En finances publiques, les boules de neige sont un jeu très dangereux. Explication.
Les professeurs de finances publiques seraient-ils de grands enfants, prenant plaisir à s’ébattre dès les premiers flocons et à s’envoyer des boules de neige en riant aux éclats ? Non. S’ils parlent de boules de neige même quand le printemps revient, c’est le plus souvent en fronçant les sourcils et en pointant un index réprobateur vers les gouvernements.
Pas plus tard qu’au début de ce mois d’avril, le Conseil supérieur des Finances (section « Besoins de financement) a remis un rapport pas piqué des hannetons qui enjoint aux pouvoirs publics, et surtout à l’État fédéral, d’être bien moins dispendieux. Il recommande de réduire le déficit public de 2,8% (si on se fie pour le calcul aux estimations du Bureau du Plan) ou de 2,1% (si on se fie aux chiffres du comité de Monitoring, qui est le groupe de fonctionnaires de divers ministères qui préparent les rapports avant chaque négociation budgétaire).
Un effet d’emballement
Lorsque l’on parle des finances d’un État, il y a en effet un mécanisme que l’on désire éviter à tout prix : c’est l’effet boule de neige. Dit simplement, c’est un emballement de la dette qui s’apparente à une boule qu’on laisserait rouler du haut d’une montagne et qui grossirait jusqu’à provoquer une catastrophe dans la vallée en contrebas.
La boule commence à rouler lorsque l’État n’a pas assez de recettes pour payer la charge d’intérêt sur sa dette. Il doit donc emprunter pour ce faire. C’est un peu comme si vous deviez conclure un nouvel emprunt avec votre banque pour financer le remboursement de votre crédit hypothécaire, puis conclure un an après un autre emprunt encore pour rembourser l’emprunt qui vous permet de rembourser votre crédit hypothécaire… On n’en sort plus.

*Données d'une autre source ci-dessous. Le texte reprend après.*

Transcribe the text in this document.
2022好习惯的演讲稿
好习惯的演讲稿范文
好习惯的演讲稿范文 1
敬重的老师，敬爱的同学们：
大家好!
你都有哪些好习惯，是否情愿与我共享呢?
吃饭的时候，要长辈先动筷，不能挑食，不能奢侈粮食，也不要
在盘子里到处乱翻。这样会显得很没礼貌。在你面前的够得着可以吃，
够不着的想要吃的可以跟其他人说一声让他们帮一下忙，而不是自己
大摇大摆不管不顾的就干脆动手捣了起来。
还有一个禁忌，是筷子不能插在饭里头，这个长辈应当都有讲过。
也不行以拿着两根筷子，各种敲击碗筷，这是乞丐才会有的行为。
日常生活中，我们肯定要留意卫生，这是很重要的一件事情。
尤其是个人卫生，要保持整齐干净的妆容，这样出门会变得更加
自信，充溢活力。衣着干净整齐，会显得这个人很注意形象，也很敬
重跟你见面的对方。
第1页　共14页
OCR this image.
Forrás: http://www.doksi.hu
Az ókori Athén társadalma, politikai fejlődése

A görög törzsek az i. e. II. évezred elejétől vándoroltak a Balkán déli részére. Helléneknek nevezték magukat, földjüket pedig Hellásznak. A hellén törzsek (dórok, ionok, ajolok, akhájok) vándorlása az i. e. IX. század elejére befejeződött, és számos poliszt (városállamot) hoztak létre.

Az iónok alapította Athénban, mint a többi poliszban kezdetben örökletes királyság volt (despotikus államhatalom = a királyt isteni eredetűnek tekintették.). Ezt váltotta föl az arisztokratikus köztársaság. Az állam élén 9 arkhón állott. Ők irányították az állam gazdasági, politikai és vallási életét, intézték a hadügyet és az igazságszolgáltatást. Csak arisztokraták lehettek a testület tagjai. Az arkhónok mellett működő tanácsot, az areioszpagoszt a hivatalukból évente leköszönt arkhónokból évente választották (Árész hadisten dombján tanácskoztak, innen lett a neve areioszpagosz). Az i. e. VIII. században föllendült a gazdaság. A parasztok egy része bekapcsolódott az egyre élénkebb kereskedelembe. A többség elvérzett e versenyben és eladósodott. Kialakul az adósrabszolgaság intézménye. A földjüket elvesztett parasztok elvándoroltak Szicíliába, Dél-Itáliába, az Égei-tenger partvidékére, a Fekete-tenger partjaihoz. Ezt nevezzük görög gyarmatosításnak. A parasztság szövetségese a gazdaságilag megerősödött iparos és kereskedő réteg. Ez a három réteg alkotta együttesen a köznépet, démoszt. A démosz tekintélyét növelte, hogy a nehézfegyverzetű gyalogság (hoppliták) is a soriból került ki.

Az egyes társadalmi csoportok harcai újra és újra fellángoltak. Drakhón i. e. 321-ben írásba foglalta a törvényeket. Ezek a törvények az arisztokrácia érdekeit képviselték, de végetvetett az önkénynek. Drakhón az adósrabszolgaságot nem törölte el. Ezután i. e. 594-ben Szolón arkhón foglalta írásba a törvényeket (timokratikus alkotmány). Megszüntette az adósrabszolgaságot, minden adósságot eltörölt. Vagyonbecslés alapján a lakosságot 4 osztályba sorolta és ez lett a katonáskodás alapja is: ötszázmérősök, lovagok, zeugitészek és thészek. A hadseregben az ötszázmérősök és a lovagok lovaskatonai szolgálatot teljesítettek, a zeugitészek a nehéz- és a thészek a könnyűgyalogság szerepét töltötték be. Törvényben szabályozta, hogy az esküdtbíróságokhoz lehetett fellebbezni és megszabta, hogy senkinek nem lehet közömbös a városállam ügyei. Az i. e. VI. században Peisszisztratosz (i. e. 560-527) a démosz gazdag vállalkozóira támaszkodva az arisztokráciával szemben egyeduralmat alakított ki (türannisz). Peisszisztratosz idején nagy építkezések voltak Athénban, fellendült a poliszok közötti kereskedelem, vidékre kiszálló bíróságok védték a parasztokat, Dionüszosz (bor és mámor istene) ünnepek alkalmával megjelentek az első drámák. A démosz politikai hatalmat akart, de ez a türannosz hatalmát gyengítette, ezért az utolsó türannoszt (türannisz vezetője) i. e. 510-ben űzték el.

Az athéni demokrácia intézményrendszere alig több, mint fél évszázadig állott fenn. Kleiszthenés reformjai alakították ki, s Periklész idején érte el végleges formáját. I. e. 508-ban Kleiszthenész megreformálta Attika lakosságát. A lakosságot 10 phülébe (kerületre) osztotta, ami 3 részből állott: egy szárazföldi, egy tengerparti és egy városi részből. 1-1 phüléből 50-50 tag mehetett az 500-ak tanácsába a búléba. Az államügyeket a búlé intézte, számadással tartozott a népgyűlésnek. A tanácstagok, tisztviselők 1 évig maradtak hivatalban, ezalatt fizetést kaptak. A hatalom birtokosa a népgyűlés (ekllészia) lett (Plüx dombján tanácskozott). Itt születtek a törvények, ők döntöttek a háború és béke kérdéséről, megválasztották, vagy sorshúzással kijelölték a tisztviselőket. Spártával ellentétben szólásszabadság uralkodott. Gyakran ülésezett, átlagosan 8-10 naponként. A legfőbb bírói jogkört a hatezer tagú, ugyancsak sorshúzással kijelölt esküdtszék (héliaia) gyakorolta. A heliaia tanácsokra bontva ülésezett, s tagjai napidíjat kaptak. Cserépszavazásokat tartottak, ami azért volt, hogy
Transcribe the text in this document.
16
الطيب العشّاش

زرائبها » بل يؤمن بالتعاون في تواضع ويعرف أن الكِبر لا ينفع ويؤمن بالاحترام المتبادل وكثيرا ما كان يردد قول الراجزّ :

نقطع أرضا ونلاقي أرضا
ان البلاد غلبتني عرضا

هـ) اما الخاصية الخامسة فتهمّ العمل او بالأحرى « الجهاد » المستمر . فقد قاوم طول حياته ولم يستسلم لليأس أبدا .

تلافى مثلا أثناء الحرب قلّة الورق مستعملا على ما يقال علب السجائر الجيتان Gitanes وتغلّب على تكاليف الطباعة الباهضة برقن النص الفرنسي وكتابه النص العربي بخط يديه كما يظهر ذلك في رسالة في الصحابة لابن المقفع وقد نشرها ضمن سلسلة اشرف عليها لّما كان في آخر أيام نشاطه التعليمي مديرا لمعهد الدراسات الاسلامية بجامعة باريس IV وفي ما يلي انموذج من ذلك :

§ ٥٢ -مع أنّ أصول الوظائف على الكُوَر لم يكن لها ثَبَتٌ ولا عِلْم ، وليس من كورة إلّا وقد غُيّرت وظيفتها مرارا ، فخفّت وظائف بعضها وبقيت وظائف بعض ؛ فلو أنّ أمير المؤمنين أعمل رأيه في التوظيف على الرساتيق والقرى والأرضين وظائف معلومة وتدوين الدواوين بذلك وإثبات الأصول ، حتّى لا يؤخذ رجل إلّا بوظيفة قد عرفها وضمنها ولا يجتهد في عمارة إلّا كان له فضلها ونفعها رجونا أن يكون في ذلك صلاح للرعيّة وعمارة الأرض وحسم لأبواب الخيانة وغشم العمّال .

Ces nouveaux emprunts générant de nouvelles dépenses d’intérêt, la dette publique s’emballe et grossit, grossit.
Pour mesurer la hauteur de la dette publique, on rapporte ces chiffres au PIB du pays, c’est-à-dire aux richesses qui ont été créées pendant un an. Cela donne une image du poids de la dette pour l’économie et cela inscrit le problème dans un contexte économique plus large : si l’endettement augmente moins vite que le PIB, c’est tout bon. L’endettement pèsera moins lourd sur les épaules de l’économie. Si en revanche la dette augmente plus vite que le PIB, on risque l’effet boule de neige.
Petite parenthèse : la menace d’un effet boule de neige est d’autant plus grande qu’un État se débat avec l’augmentation de sa dette sociale, qui est un endettement réel, mais caché. L’État a en effet des engagements en matière de retraites et de couverture sociale. Chez nous, les dépenses sociales (liées au vieillissement de la population) passeront de 24,5% du PIB en 2019 à 29,7% en 2049. Cela fait donc un effort de 5 points de PIB en plus à anticiper si on ne veut pas se retrouver dans l’avalanche.
La boule commence à rouler
Bref, on a beau être le « plat pays », notre paysage budgétaire est montagneux et nous voyons déjà la boule dégringoler sur la pente. Selon les estimations du Bureau du Plan reprises par le CSF, la dette publique, qui pesait 105% du PIB fin 2022, devrait, à politique inchangée, peser 119,1% en 2028. Le déficit public serait en effet chaque année compris entre 5,4% – 5,9% du PIB. La charge d’intérêt, qui pesait 1,5% du PIB en 2022, s’élèverait à 2,6% en 2028.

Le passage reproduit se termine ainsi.